Fixation technique of the secondary IOL (in-the-bag vs. sulcus vs. iris fixation) showed no association with risk of failure. This is an interesting finding as IOL fixation is not at all randomized. At our center, the initial goal, if possible, is to place the secondary IOL in the capsular bag for every case. If in-the-bag fixation is not possible or safe, the IOL is placed in the sulcus or affixed to the iris (i.e., Artisan aphakia iris-claw lens). In some cases, this determination is made preoperatively, while in others it is an intraoperative decision. Since in-the-bag fixation is the technique of choice when a surgery goes smoothly, and sulcus fixation is required more commonly in difficult cases, one might predict that there would be a higher risk of postoperative complications in the sulcus-fixated group, but this did not show to be significantly true.

A small number of eyes (5.0%) required fewer antiglaucoma medications postoperatively than preoperatively, and 15 eyes (15%) had a decrease in IOP > 4 mm Hg without any change in their number of antiglaucoma medications. It is not clear why these eyes appeared to improve their IOP status. Overall, placement of a secondary IOL should not be expected to improve IOP control in pediatric aphakic eyes with glaucoma or at risk for glaucoma.

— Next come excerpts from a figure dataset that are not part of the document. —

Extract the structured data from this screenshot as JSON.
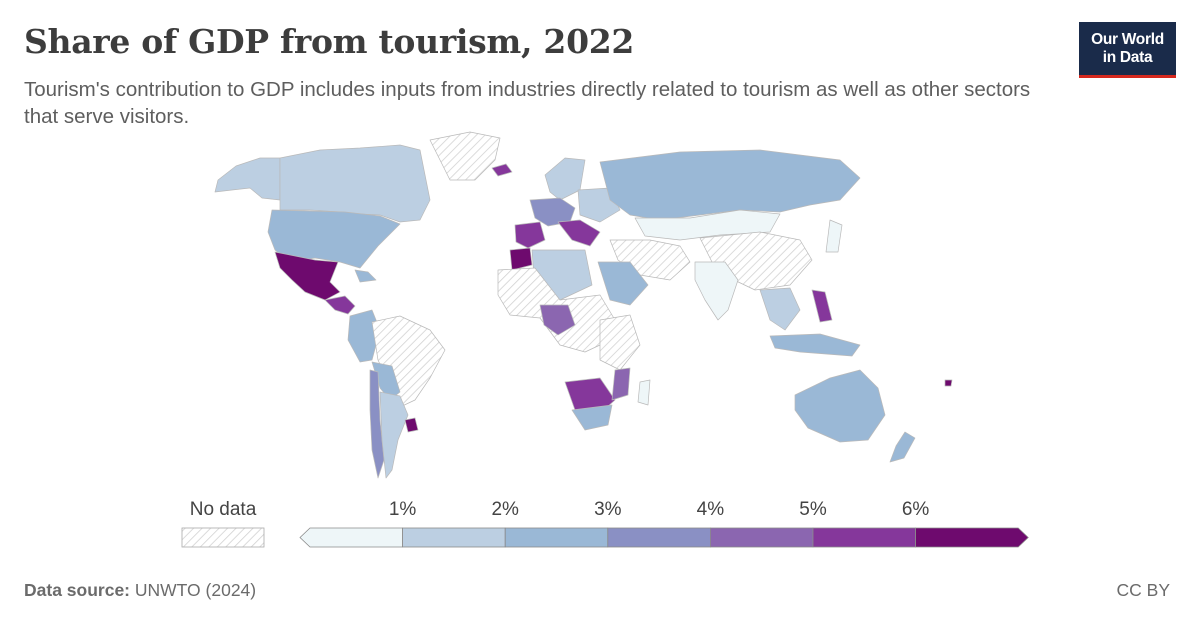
{
  "header": {
    "title": "Share of GDP from tourism, 2022",
    "subtitle": "Tourism's contribution to GDP includes inputs from industries directly related to tourism as well as other sectors that serve visitors."
  },
  "logo": {
    "line1": "Our World",
    "line2": "in Data",
    "bg_color": "#1a2b4a",
    "accent_color": "#d6281e"
  },
  "legend": {
    "no_data_label": "No data",
    "ticks": [
      "1%",
      "2%",
      "3%",
      "4%",
      "5%",
      "6%"
    ],
    "bin_colors": [
      "#eef6f8",
      "#bccfe2",
      "#9ab8d6",
      "#8a90c4",
      "#8b66b0",
      "#85379b",
      "#6e0a6e"
    ],
    "no_data_pattern_color": "#dcdcdc"
  },
  "map": {
    "type": "choropleth",
    "variable": "Share of GDP from tourism",
    "year": 2022,
    "unit": "%",
    "ocean_color": "#ffffff",
    "border_color": "#b9b9b9"
  },
  "footer": {
    "source_label": "Data source:",
    "source_value": "UNWTO (2024)",
    "license": "CC BY"
  }
}
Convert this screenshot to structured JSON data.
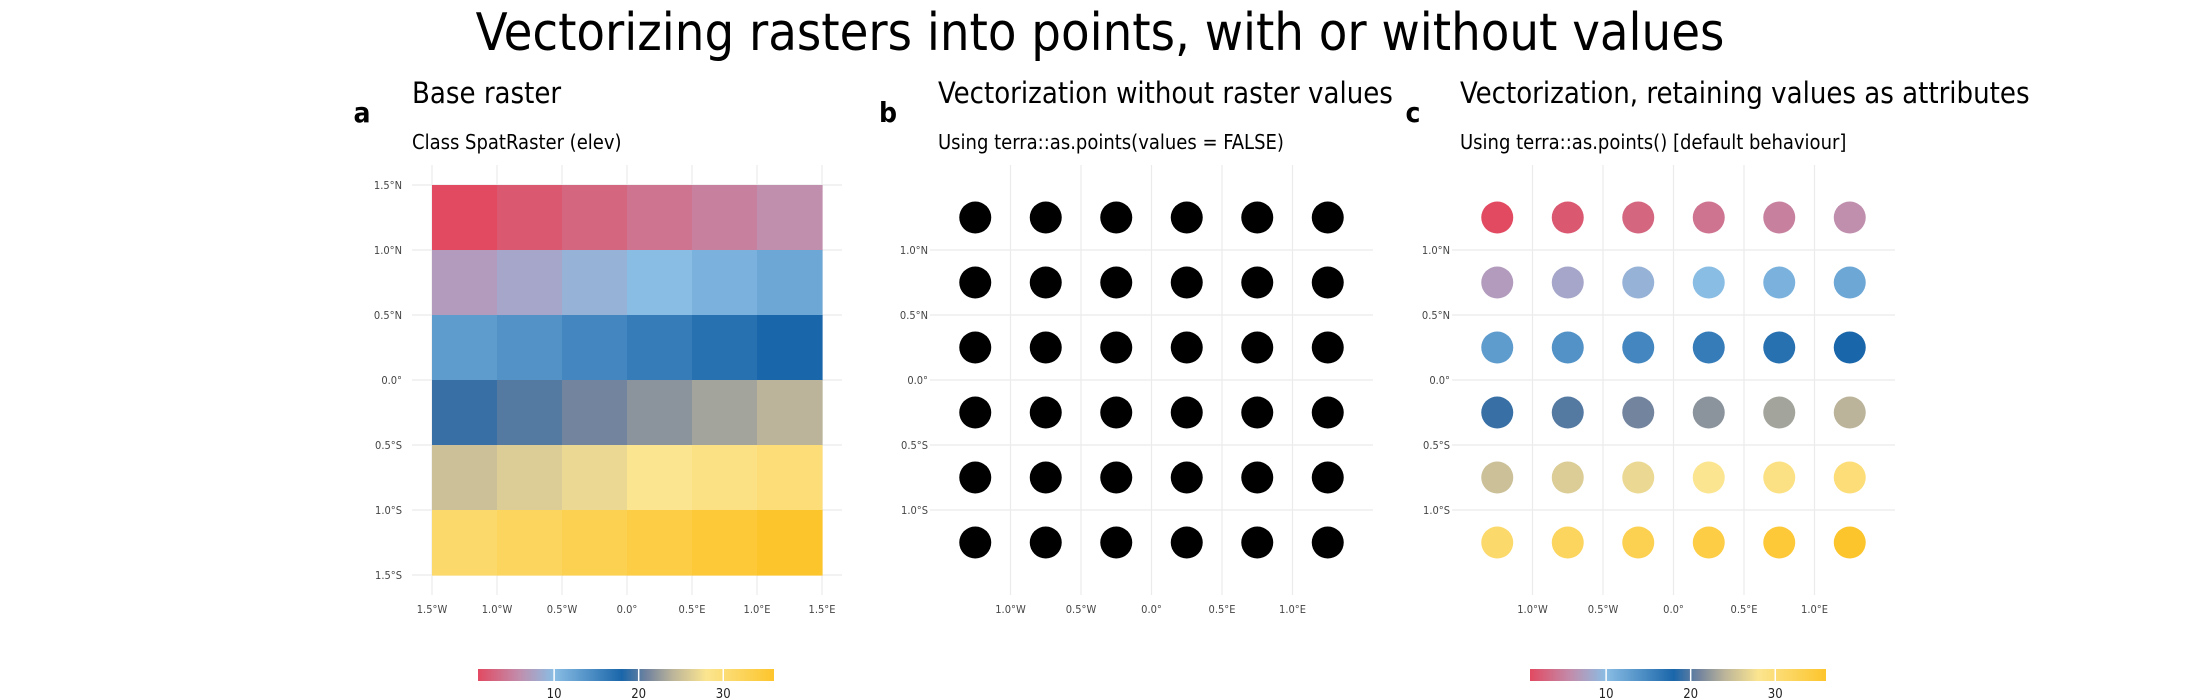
{
  "figure": {
    "title": "Vectorizing rasters into points, with or without values"
  },
  "chart_data": [
    {
      "id": "a",
      "type": "heatmap",
      "title": "Base raster",
      "subtitle": "Class SpatRaster (elev)",
      "x_ticks": [
        "1.5°W",
        "1.0°W",
        "0.5°W",
        "0.0°",
        "0.5°E",
        "1.0°E",
        "1.5°E"
      ],
      "y_ticks": [
        "1.5°N",
        "1.0°N",
        "0.5°N",
        "0.0°",
        "0.5°S",
        "1.0°S",
        "1.5°S"
      ],
      "xlim": [
        -1.5,
        1.5
      ],
      "ylim": [
        -1.5,
        1.5
      ],
      "cells": {
        "nrow": 6,
        "ncol": 6,
        "values": [
          [
            1,
            2,
            3,
            4,
            5,
            6
          ],
          [
            7,
            8,
            9,
            10,
            11,
            12
          ],
          [
            13,
            14,
            15,
            16,
            17,
            18
          ],
          [
            19,
            20,
            21,
            22,
            23,
            24
          ],
          [
            25,
            26,
            27,
            28,
            29,
            30
          ],
          [
            31,
            32,
            33,
            34,
            35,
            36
          ]
        ]
      },
      "grid": true
    },
    {
      "id": "b",
      "type": "scatter",
      "title": "Vectorization without raster values",
      "subtitle": "Using terra::as.points(values = FALSE)",
      "x_ticks": [
        "1.0°W",
        "0.5°W",
        "0.0°",
        "0.5°E",
        "1.0°E"
      ],
      "y_ticks": [
        "1.0°N",
        "0.5°N",
        "0.0°",
        "0.5°S",
        "1.0°S"
      ],
      "x": [
        -1.25,
        -0.75,
        -0.25,
        0.25,
        0.75,
        1.25
      ],
      "y": [
        1.25,
        0.75,
        0.25,
        -0.25,
        -0.75,
        -1.25
      ],
      "point_color": "#000000",
      "grid": true
    },
    {
      "id": "c",
      "type": "scatter",
      "title": "Vectorization, retaining values as attributes",
      "subtitle": "Using terra::as.points() [default behaviour]",
      "x_ticks": [
        "1.0°W",
        "0.5°W",
        "0.0°",
        "0.5°E",
        "1.0°E"
      ],
      "y_ticks": [
        "1.0°N",
        "0.5°N",
        "0.0°",
        "0.5°S",
        "1.0°S"
      ],
      "x": [
        -1.25,
        -0.75,
        -0.25,
        0.25,
        0.75,
        1.25
      ],
      "y": [
        1.25,
        0.75,
        0.25,
        -0.25,
        -0.75,
        -1.25
      ],
      "values": [
        [
          1,
          2,
          3,
          4,
          5,
          6
        ],
        [
          7,
          8,
          9,
          10,
          11,
          12
        ],
        [
          13,
          14,
          15,
          16,
          17,
          18
        ],
        [
          19,
          20,
          21,
          22,
          23,
          24
        ],
        [
          25,
          26,
          27,
          28,
          29,
          30
        ],
        [
          31,
          32,
          33,
          34,
          35,
          36
        ]
      ],
      "grid": true
    }
  ],
  "colorbars": [
    {
      "panel": "a",
      "ticks": [
        10,
        20,
        30
      ],
      "range": [
        1,
        36
      ]
    },
    {
      "panel": "c",
      "ticks": [
        10,
        20,
        30
      ],
      "range": [
        1,
        36
      ]
    }
  ],
  "palette": {
    "stops": [
      {
        "v": 1,
        "color": "#e24a62"
      },
      {
        "v": 6,
        "color": "#c08fae"
      },
      {
        "v": 10,
        "color": "#89bde4"
      },
      {
        "v": 18,
        "color": "#1a66aa"
      },
      {
        "v": 21,
        "color": "#73849e"
      },
      {
        "v": 24,
        "color": "#bbb49a"
      },
      {
        "v": 28,
        "color": "#fbe590"
      },
      {
        "v": 36,
        "color": "#fdc52c"
      }
    ],
    "grid_color": "#ebebeb",
    "tick_color": "#444444"
  }
}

Limitations of our study include its retrospective design, incomplete data leading to the exclusion of some eyes, inherent possible inaccuracies of IOP measurements, unmasked interpreter of IOP to the surgical history, and wide variation of follow-up duration.

In conclusion, our results suggest that there is a modest risk of worsening IOP control in the first year after secondary IOL implantation in children. The broader question of interest behind this study pertains to glaucoma risk after secondary IOL implantation. We hypothesize that worsening of glaucoma directly attributed to the secondary IOL surgery would be seen within the first year after surgery, but that is beyond the scope of this study. Future research with a longer duration of follow-up, inclusion of other glaucoma-related data, and comparison to a control group will help to answer these questions.

Summary

What was known before

  • Cataract surgery at a very young age is a significant risk factor for the development of aphakic glaucoma.

  • Intraocular pressure control can be difficult immediately following secondary IOL implantation in a child.

What this study adds

  • This study adds detailed data pertaining to IOP changes during the first year after secondary IOL implantation.

  • This study suggests that very early cataract surgery or a traumatic etiology of the cataract has a relatively higher risk of increased IOP in the first year after secondary IOL implantation.